Riders to the Sea: Analysis of Major Characters
"Riders to the Sea" is a poignant play set in the harsh environment of the Aran Islands, depicting the tragic lives of a family besieged by the relentless grip of the sea. The central character, Maurya, is an elderly mother who has lost her husband, father-in-law, and four of her six sons to the ocean’s dangers. Her impending despair deepens with the feared loss of her last son, Bartley, who ventures to sell horses at a fair, despite her pleas for him to stay safe.
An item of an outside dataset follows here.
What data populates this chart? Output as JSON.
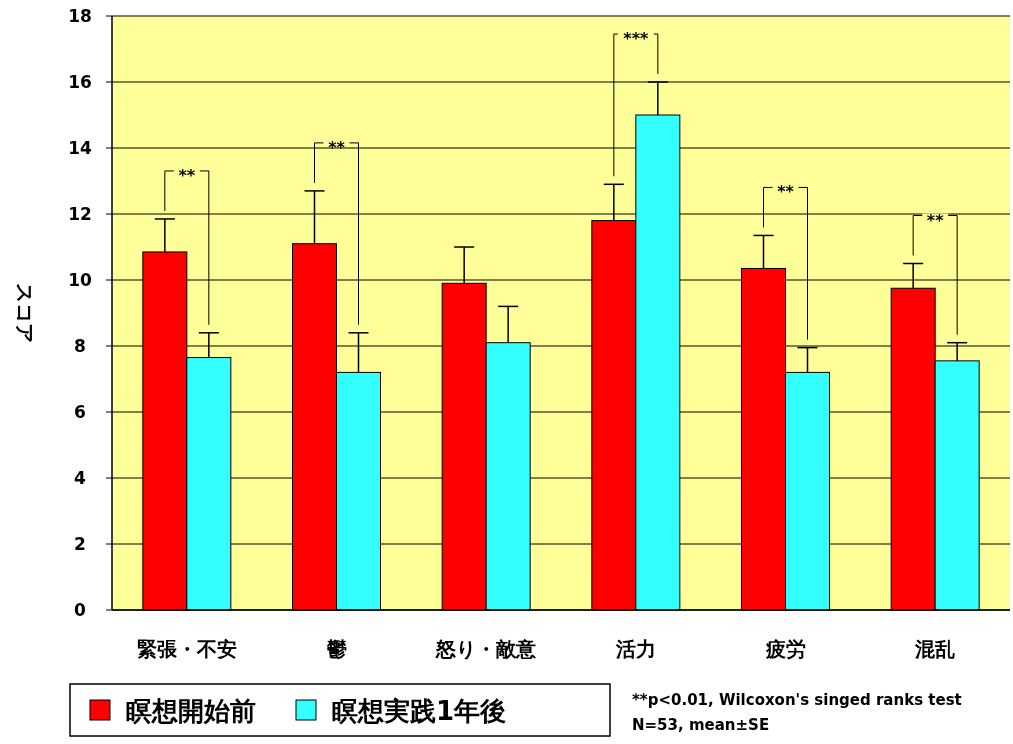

Bartley, the family's youngest son, embodies the struggle between duty and familial love, while Cathleen and Nora, his sisters, reflect contrasting responses to their dire situation—Cathleen takes a pragmatic approach, trying to manage the practicalities of their lives, whereas Nora offers a more sympathetic and respectful perspective toward their mother’s grief.
Through Maurya’s evolution, the audience witnesses her transformation from a woman plagued by loss to one who finds a semblance of peace after acknowledging her family's fate. The characters encapsulate the tension between hope and despair, duty and emotional response, portraying the resilience of the human spirit amid overwhelming tragedy. "Riders to the Sea" thus serves as a haunting exploration of grief, loss, and acceptance within the context of a family deeply entwined with the unforgiving elements of nature.
Riders to the Sea: Analysis of Major Characters
Author: John Millington Synge
First published: 1903
Genre: Play
Locale: An island off the western coast of Ireland
Plot: Tragedy
Time: The late nineteenth and early twentieth centuries
Maurya (MOY-ruh), an old peasant woman living on one of the Aran Islands at the mouth of Galway Bay on the western coast of Ireland, a wild, desolate, impoverished area. She has reared six sons, four of whom are known to be dead, as are her husband and her husband's father—all from the ravages of the sea, whose fierce tides and winds make life difficult and dangerous. She is afraid that Michael, the next from youngest son, who has been absent unexpectedly for some time, is drowned also, and she tries to dissuade her last son, Bartley, from crossing over the tumultuous sea to sell two horses at the fair on the mainland. Twice unable to give him a journey's blessing, she has a vision foretelling his death. When her two daughters, after identifying as Michael's some clothes found on a drowned body, inform her of Michael's death, she recites the list of the others' deaths and the circumstances. As she is being persuaded that he is dead, villagers enter to announce the death of her last son, Bartley, who was knocked into the sea by his pony. Instead of becoming bitter and angry, Maurya recognizes that the sea can do no more to harm her, because she has lost all her men. There is an end to anxiety and a beginning of peace for her, though there will be little to eat. She realizes that she will not long survive these deaths. Maurya's nobility and maturity of spirit enable her to see the good in all of her men now being together. She sprinkles Holy Water over the dead Bartley and asks God's mercy on the souls of her men, on her own, and, generously, on the souls of everyone left living in the world.
Bartley, the youngest of six sons, now the sole support of the household. He earns income by riding horses into the sea to the steamer anchored far offshore, so that they can be sold at the mainland fair. Preoccupied with practical exigencies, he ignores his mother's request that he not go to sea, being the last surviving male of the family. He nevertheless asks God's blessing on the family and rides off on the red mare, leading the pony. His mother foretells his death and omits the giving of a blessing to him, an omission considered bad luck. When his mother subsequently stands on the path trying in vain to say the blessing, he gives her his blessing.
Cathleen, a daughter about twenty years old. As the older of two sisters, she takes the lead in expressing concern and making arrangements. She sympathizes with her brother's need to go to sea and criticizes her mother for repeatedly trying to stop him and for not giving him a blessing. She sends Maurya with some bread to give him. Cathleen is effective in dealing with practical details, as when she identifies some clothes as belonging to her other brother, Michael, drowned nine days earlier. Cathleen is matter-of-fact and impatient with her mother's lamentations and visions, telling Maurya of the evidence of Michael's death. Filled with life herself, she sees her mother as old, broken, and lamenting excessively. Cathleen stands in sharp contrast to her mother's deep, powerful, and mature emotions.
Nora, a young girl, another of Maurya's daughters. Her main function in the play is to talk with Cathleen and enable the exposition of background and commentary on the action. She speaks more respectfully to her mother than does Cathleen and with pity about her dead brother.